By the article of the constitution the power of adjourning to another place is vested in the two houses,—whose joint vote for the purpose is not to be submitted to the President.

The bill at the last session for continuing the seat of government at New-York, for a term not exceeding four years, was a violation of the said article.

  • Because the seat of government included the seat of Congress, as being an essential part of the government; and as is proved by the clause requiring the votes of the electors to be sent to the seat of government to be opened in the presence of the two houses.
  • Because the bill of consequence imposed a restraint on the right of the two houses alone during the said term, to adjourn from New-York.

The clause in the late act fixing the temporary and permanent seat of government, which declares ‘that the ensuing session of Congress shall be held at Philadelphia,’ is not a violation of the said article of the constitution.

  • Because the article refers to an adjournment.
  • Because an adjournment refers to the same Congress.
  • Because a new election of representatives makes a new Congress, notwithstanding the sameness of the senate as a new house of commons makes a new Parliament, notwithstanding the sameness of the house of lords.
  • Because, therefore, as the ensuing session might have been that of a new Congress, by the intervening election of a new house of representatives, the approbation of the President would in that event have been operative, and even necessary.
  • Because even on a contrary event the clause attempts no restraint on a future Congress, but binds only the two existing houses, and that equally, whether the President approves or disapproves their joint vote of adjournment involved in the clause.

From this view of the subject it is evident, 1st. that those who objected to the constitutionality of the former bill, and concurred in that of the latter, voted consistently with the constitution, and with themselves.

2d.

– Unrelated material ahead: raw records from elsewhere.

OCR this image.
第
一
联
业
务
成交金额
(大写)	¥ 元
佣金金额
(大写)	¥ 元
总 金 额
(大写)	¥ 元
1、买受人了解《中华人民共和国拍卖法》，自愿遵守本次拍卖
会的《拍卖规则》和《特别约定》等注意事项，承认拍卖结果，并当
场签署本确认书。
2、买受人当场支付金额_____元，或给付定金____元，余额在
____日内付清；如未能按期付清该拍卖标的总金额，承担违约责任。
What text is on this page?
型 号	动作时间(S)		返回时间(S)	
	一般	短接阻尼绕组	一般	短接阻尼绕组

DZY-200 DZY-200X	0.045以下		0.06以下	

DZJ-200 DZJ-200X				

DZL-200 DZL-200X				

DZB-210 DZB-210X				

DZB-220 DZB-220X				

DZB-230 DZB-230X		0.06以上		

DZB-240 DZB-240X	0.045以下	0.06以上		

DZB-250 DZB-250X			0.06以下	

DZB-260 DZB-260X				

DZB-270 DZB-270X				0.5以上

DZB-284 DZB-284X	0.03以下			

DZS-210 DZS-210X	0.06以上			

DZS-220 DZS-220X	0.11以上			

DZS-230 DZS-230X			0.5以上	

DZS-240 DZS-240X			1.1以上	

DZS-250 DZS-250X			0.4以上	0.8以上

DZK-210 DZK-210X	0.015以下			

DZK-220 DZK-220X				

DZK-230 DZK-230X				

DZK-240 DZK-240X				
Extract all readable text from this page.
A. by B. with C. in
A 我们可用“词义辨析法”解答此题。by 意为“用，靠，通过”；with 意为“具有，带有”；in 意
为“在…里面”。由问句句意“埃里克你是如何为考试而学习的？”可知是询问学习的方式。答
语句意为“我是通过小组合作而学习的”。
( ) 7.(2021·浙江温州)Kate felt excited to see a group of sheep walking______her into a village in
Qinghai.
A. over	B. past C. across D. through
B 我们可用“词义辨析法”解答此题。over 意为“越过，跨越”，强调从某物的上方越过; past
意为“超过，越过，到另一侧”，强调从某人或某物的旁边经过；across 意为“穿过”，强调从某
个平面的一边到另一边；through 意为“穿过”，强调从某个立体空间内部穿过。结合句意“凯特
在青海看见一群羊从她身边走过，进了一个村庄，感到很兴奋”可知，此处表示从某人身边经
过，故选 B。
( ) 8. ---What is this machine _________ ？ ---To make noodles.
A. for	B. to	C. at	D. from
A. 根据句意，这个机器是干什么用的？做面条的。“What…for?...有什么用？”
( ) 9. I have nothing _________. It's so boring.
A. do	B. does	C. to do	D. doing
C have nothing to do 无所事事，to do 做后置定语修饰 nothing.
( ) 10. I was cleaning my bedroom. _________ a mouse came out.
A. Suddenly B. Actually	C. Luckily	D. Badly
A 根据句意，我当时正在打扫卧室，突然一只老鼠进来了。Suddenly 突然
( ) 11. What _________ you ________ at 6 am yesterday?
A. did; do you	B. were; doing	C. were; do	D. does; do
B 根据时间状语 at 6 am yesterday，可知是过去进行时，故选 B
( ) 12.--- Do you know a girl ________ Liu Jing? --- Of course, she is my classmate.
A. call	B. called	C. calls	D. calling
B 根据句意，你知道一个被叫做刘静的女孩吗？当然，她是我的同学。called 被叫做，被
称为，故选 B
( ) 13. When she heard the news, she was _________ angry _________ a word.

That those who concurred in the former and objected to the latter, voted inconsistently both with the constitution and with themselves.

3d. That the President in signing the latter added one more to the reiterated proofs given of a judgment not to be bewildered by false reasoning, and of a patriotic firmness not to be affected by local discontents.

Text from (N.Y.) Daily Advertiser, 11 Aug. 1790.

Among those who had carefully attended to the whole discussion in the first and second sessions of Congress and in the newspaper attacks by Junius Americanus and others, James Madison seems by far the most logical and natural one to suspect of being the author of this statement. He had originated the constitutional argument in 1789, he had been singled out with particular emphasis by Junius Americanus for abandoning that position, and he had certainly been called upon to give close attention to the subject in framing a response to the President’s queries. The terse, disciplined style also seems as indicative of Madison’s hand as the logical ordering of the argument. Since the public indignation seemed to be growing rather than subsiding, it is possible that TJ and Madison concluded a public rebuttal was necessary and they may have called upon Page or Carroll to frame it. But Madison seems the most likely author.